Dozens Killed After Train Derails In India

Dozens Killed After Train Derails In India

At least 35 people have been killed and more than 100 others injured when an express train derailed in northern India.

The train was on its way to New Delhi from a station near Kolkata when its 12 carriages and engine jumped the tracks in the state of Uttar Pradesh.

The derailed carriages were left stacked on top of each other, television pictures showed, as rescue teams worked to free the victims.

While scores of people were quickly extracted and taken to hospital, many others remained trapped in the mangled carriages.

"we were sitting in our seats when suddenly everything turned upside down," one male passenger told Indian TV.

"When the train stopped we broke the glass windows to jump out on the track."

Prime Minister Manmohan Singh expressed his "deep sorrow and shock at the loss of lives".

He promised all available resources in the area would be deployed for the rescue and relief operations.

Last Thursday, 38 people were killed in Uttar Pradesh when a train slammed into a bus carrying a wedding party.

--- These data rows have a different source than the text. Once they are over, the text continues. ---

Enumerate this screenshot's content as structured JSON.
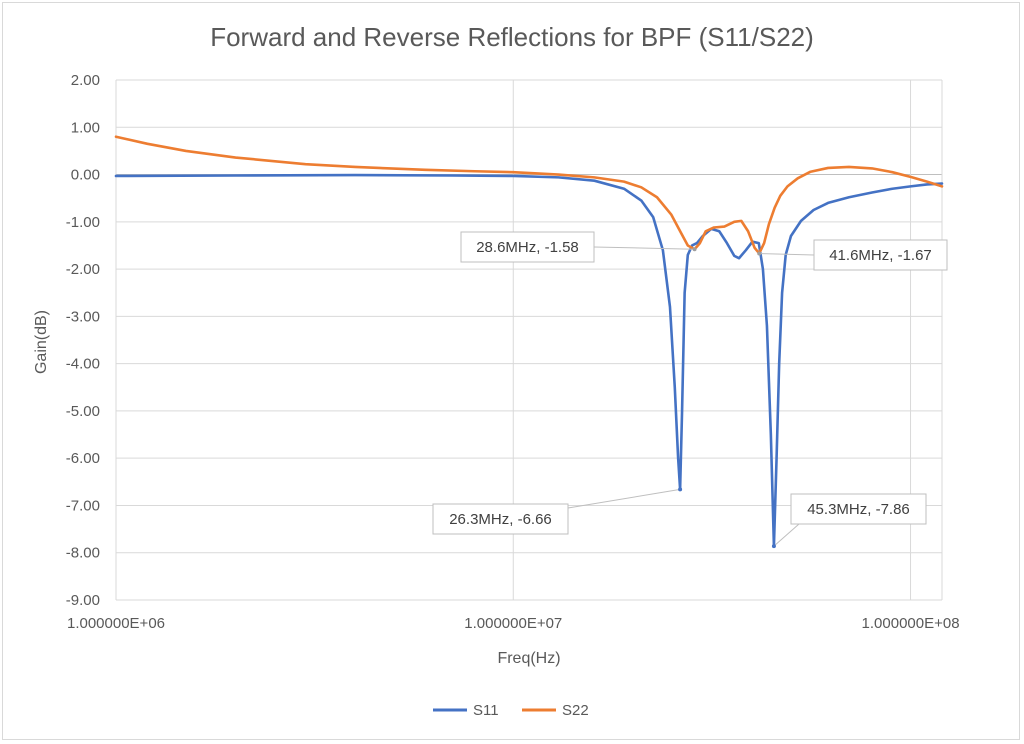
{
  "chart_data": {
    "type": "line",
    "title": "Forward and Reverse Reflections for BPF (S11/S22)",
    "xlabel": "Freq(Hz)",
    "ylabel": "Gain(dB)",
    "xscale": "log",
    "xlim": [
      1000000,
      120000000
    ],
    "ylim": [
      -9,
      2
    ],
    "yticks": [
      2,
      1,
      0,
      -1,
      -2,
      -3,
      -4,
      -5,
      -6,
      -7,
      -8,
      -9
    ],
    "ytick_labels": [
      "2.00",
      "1.00",
      "0.00",
      "-1.00",
      "-2.00",
      "-3.00",
      "-4.00",
      "-5.00",
      "-6.00",
      "-7.00",
      "-8.00",
      "-9.00"
    ],
    "xticks": [
      1000000,
      10000000,
      100000000
    ],
    "xtick_labels": [
      "1.000000E+06",
      "1.000000E+07",
      "1.000000E+08"
    ],
    "grid": true,
    "legend_position": "bottom",
    "series": [
      {
        "name": "S11",
        "color": "#4472c4",
        "points": [
          [
            1000000,
            -0.03
          ],
          [
            2000000,
            -0.02
          ],
          [
            4000000,
            -0.01
          ],
          [
            7000000,
            -0.02
          ],
          [
            10000000,
            -0.03
          ],
          [
            13000000,
            -0.06
          ],
          [
            16000000,
            -0.13
          ],
          [
            19000000,
            -0.3
          ],
          [
            21000000,
            -0.55
          ],
          [
            22500000,
            -0.9
          ],
          [
            23800000,
            -1.6
          ],
          [
            24800000,
            -2.8
          ],
          [
            25500000,
            -4.5
          ],
          [
            26000000,
            -6.0
          ],
          [
            26300000,
            -6.66
          ],
          [
            26600000,
            -5.0
          ],
          [
            27000000,
            -2.5
          ],
          [
            27500000,
            -1.7
          ],
          [
            28200000,
            -1.5
          ],
          [
            29000000,
            -1.45
          ],
          [
            30000000,
            -1.3
          ],
          [
            31500000,
            -1.15
          ],
          [
            33000000,
            -1.2
          ],
          [
            34500000,
            -1.45
          ],
          [
            36000000,
            -1.72
          ],
          [
            37000000,
            -1.77
          ],
          [
            38500000,
            -1.6
          ],
          [
            40000000,
            -1.42
          ],
          [
            41500000,
            -1.45
          ],
          [
            42500000,
            -2.0
          ],
          [
            43500000,
            -3.2
          ],
          [
            44500000,
            -5.5
          ],
          [
            45300000,
            -7.86
          ],
          [
            46000000,
            -6.0
          ],
          [
            46700000,
            -4.0
          ],
          [
            47500000,
            -2.5
          ],
          [
            48500000,
            -1.7
          ],
          [
            50000000,
            -1.3
          ],
          [
            53000000,
            -0.98
          ],
          [
            57000000,
            -0.75
          ],
          [
            62000000,
            -0.6
          ],
          [
            70000000,
            -0.48
          ],
          [
            80000000,
            -0.38
          ],
          [
            90000000,
            -0.3
          ],
          [
            100000000,
            -0.25
          ],
          [
            110000000,
            -0.21
          ],
          [
            120000000,
            -0.19
          ]
        ]
      },
      {
        "name": "S22",
        "color": "#ed7d31",
        "points": [
          [
            1000000,
            0.8
          ],
          [
            1200000,
            0.65
          ],
          [
            1500000,
            0.5
          ],
          [
            2000000,
            0.36
          ],
          [
            3000000,
            0.22
          ],
          [
            4000000,
            0.16
          ],
          [
            6000000,
            0.1
          ],
          [
            8000000,
            0.07
          ],
          [
            10000000,
            0.05
          ],
          [
            13000000,
            0.0
          ],
          [
            16000000,
            -0.06
          ],
          [
            19000000,
            -0.15
          ],
          [
            21000000,
            -0.27
          ],
          [
            23000000,
            -0.48
          ],
          [
            25000000,
            -0.85
          ],
          [
            26500000,
            -1.25
          ],
          [
            27500000,
            -1.5
          ],
          [
            28600000,
            -1.58
          ],
          [
            29500000,
            -1.45
          ],
          [
            30500000,
            -1.2
          ],
          [
            32000000,
            -1.12
          ],
          [
            34000000,
            -1.1
          ],
          [
            36000000,
            -1.0
          ],
          [
            37500000,
            -0.98
          ],
          [
            39000000,
            -1.2
          ],
          [
            40500000,
            -1.55
          ],
          [
            41600000,
            -1.67
          ],
          [
            42800000,
            -1.45
          ],
          [
            44000000,
            -1.05
          ],
          [
            45500000,
            -0.7
          ],
          [
            47000000,
            -0.45
          ],
          [
            49000000,
            -0.25
          ],
          [
            52000000,
            -0.08
          ],
          [
            56000000,
            0.06
          ],
          [
            62000000,
            0.14
          ],
          [
            70000000,
            0.16
          ],
          [
            80000000,
            0.13
          ],
          [
            90000000,
            0.05
          ],
          [
            100000000,
            -0.05
          ],
          [
            110000000,
            -0.15
          ],
          [
            120000000,
            -0.25
          ]
        ]
      }
    ],
    "annotations": [
      {
        "label": "28.6MHz, -1.58",
        "x": 28600000,
        "y": -1.58,
        "side": "left"
      },
      {
        "label": "41.6MHz, -1.67",
        "x": 41600000,
        "y": -1.67,
        "side": "right"
      },
      {
        "label": "26.3MHz, -6.66",
        "x": 26300000,
        "y": -6.66,
        "side": "left-below"
      },
      {
        "label": "45.3MHz, -7.86",
        "x": 45300000,
        "y": -7.86,
        "side": "right-above"
      }
    ]
  }
}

India's state-run railway system, which is still the main form of long-distance travel despite competition from the airlines, carries 18.5 million people every day.

The worst accident in India was in 1981 when a train plunged into a river in the eastern state of Bihar, killing an estimated 800 people.

The railway is the country's largest employer with 1.4 million people on its payroll, and it runs 11,000 trains a day.

The creaking Indian train system is the world's second largest under a single management.

Experts say it is desperately in need of new investment to help end transportation bottlenecks that threaten the country's fast economic growth.